Contrast this with carefully selected structured products, which we do use at Brigantia. Good structured products are backed by major international banks and clearly defined, regulated underlying investments. They typically involve large market indices or established individual stocks, transparently positioned as higher-risk investments where appropriate. Crucially, they also avoid the opaque, illiquid, and speculative nature common in loan notes.
Clients occasionally ask me, "How do Brigantia’s returns stack up against other wealth managers?" My response is always the same: that's the wrong question. What truly matters is how returns compare over meaningful periods - 15 or 20 years - not just one or two standout years inflated by risk-heavy bets. Anyone can temporarily boost performance by chasing higher-risk strategies, but eventually, these tend to implode, often disastrously.

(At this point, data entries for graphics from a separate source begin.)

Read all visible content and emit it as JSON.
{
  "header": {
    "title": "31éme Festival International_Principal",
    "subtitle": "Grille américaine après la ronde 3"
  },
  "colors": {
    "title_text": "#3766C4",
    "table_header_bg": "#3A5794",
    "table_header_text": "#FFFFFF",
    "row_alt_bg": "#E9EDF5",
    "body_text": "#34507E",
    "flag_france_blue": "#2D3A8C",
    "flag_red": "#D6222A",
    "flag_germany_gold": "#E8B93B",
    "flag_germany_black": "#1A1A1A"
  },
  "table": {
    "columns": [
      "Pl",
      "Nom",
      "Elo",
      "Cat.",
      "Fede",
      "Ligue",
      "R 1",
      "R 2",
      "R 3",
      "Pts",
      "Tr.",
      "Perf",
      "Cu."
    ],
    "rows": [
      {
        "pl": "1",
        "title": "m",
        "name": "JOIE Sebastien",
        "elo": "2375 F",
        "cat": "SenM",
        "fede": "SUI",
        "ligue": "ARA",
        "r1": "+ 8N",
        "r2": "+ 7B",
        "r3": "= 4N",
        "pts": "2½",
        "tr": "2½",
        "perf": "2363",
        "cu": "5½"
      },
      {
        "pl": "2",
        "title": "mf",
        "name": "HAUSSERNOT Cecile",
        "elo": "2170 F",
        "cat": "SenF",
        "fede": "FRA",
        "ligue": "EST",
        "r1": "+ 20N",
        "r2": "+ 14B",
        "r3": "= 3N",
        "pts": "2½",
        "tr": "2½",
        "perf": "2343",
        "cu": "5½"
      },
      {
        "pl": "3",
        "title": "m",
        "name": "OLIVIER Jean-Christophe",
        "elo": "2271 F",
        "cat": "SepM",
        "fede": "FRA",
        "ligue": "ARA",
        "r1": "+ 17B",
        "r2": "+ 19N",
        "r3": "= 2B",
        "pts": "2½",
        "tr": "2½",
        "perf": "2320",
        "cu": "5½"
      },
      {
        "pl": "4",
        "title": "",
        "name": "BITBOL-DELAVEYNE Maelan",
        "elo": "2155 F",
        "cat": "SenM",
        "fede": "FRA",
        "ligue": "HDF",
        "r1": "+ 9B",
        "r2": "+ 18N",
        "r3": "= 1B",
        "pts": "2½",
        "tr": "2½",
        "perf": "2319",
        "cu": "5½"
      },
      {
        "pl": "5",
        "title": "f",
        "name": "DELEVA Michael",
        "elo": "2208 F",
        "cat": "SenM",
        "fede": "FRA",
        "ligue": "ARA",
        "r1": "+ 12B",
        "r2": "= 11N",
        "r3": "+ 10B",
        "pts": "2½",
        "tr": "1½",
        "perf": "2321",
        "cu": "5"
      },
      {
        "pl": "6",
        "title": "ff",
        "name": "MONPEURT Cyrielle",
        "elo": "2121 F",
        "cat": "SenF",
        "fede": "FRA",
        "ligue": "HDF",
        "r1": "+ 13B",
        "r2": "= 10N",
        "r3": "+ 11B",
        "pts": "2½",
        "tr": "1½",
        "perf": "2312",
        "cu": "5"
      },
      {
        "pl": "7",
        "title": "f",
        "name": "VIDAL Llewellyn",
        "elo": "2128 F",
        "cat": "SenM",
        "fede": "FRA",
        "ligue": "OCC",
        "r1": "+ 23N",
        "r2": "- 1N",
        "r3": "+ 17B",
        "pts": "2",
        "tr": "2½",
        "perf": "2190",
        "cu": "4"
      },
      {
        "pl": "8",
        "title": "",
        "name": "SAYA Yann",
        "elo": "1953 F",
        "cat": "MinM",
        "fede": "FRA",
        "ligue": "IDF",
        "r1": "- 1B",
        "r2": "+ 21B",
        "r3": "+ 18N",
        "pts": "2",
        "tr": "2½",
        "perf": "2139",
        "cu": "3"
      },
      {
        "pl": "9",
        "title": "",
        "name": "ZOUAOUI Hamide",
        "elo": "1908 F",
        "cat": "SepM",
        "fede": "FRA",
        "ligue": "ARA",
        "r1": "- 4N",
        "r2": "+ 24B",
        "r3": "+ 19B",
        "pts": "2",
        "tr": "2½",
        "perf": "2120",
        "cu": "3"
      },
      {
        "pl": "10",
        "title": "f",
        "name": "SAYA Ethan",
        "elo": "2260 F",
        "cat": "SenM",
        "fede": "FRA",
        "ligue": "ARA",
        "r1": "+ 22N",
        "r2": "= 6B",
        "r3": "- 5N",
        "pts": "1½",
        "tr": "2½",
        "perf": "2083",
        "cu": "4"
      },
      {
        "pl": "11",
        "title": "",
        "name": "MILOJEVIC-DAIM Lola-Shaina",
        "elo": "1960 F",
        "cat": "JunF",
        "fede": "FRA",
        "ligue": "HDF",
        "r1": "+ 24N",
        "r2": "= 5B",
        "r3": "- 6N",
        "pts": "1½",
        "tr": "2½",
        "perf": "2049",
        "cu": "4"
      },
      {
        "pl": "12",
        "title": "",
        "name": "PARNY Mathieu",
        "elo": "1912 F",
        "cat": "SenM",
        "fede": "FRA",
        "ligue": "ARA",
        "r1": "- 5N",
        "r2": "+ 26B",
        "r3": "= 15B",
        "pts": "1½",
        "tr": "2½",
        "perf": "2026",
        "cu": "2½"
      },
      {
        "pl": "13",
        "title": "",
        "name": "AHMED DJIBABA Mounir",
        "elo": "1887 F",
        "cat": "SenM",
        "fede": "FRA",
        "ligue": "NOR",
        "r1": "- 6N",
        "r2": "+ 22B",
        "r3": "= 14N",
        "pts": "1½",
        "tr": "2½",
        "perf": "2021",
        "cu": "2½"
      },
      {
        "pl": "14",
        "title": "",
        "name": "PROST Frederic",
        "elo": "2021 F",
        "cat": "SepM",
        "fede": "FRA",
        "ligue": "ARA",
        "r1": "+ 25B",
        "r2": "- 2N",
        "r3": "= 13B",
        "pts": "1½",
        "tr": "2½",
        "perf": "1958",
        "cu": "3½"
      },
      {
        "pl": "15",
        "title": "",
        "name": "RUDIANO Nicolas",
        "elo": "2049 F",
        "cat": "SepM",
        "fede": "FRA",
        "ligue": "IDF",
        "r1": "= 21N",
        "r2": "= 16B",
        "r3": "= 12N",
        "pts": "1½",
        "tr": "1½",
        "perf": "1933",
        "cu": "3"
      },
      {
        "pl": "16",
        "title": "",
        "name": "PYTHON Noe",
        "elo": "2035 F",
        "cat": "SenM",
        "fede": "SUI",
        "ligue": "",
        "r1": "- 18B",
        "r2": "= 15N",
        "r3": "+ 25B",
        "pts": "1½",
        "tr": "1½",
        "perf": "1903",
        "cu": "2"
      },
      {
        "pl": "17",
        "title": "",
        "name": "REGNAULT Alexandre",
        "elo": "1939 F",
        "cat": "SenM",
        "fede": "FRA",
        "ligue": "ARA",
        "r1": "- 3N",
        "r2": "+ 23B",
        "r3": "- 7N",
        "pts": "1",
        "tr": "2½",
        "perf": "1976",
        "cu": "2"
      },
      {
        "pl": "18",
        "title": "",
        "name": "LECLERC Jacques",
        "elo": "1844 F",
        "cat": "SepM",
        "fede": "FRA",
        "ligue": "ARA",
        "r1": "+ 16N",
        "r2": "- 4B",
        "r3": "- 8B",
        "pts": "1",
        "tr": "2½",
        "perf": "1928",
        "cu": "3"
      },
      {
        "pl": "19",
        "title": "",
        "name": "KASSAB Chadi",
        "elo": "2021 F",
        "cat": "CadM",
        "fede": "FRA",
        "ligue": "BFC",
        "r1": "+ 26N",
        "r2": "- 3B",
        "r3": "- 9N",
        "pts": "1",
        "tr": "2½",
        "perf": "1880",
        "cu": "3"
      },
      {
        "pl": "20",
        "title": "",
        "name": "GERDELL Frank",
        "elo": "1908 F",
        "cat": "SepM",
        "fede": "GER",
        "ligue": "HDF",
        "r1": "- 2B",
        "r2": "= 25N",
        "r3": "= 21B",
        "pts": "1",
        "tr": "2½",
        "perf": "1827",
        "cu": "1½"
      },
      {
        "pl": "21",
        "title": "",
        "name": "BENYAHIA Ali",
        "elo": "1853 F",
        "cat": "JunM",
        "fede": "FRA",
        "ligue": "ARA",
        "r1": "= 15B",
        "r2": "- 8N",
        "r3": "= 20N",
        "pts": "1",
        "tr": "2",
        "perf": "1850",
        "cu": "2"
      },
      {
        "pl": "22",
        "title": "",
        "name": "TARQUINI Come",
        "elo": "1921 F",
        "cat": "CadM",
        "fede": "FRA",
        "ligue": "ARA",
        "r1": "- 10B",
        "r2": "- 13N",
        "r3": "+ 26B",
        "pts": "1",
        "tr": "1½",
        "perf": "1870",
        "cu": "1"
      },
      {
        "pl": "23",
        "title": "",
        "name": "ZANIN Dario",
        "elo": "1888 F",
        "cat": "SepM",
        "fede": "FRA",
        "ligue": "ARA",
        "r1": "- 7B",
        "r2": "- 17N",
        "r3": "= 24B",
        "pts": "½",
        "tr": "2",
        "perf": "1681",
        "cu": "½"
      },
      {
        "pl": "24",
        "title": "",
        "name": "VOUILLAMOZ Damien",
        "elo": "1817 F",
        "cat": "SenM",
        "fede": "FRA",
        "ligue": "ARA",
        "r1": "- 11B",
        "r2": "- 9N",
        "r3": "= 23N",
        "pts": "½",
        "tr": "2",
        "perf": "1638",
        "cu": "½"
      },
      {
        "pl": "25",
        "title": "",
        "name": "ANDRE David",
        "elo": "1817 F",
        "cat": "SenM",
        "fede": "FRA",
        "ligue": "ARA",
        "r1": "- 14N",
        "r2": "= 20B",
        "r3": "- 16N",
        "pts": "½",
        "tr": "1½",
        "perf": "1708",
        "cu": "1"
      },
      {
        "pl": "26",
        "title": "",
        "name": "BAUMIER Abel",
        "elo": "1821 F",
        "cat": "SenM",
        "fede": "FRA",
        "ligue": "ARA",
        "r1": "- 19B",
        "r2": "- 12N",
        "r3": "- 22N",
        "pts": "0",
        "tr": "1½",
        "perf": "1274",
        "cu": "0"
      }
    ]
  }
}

At Brigantia, we're unashamedly conservative with client funds. Boring, even. We firmly believe that genuine wealth accumulation over the long term comes from disciplined investment strategies, consistency, and compounding modest but reliable returns, not from chasing the latest investment fad or dubious, high-risk ventures.
Ultimately, our responsibility is to ensure our clients sleep soundly at night, confident their investments are both secure and sensibly managed. High-commission loan notes, with their enticing yet perilous promises, simply don't align with that mission.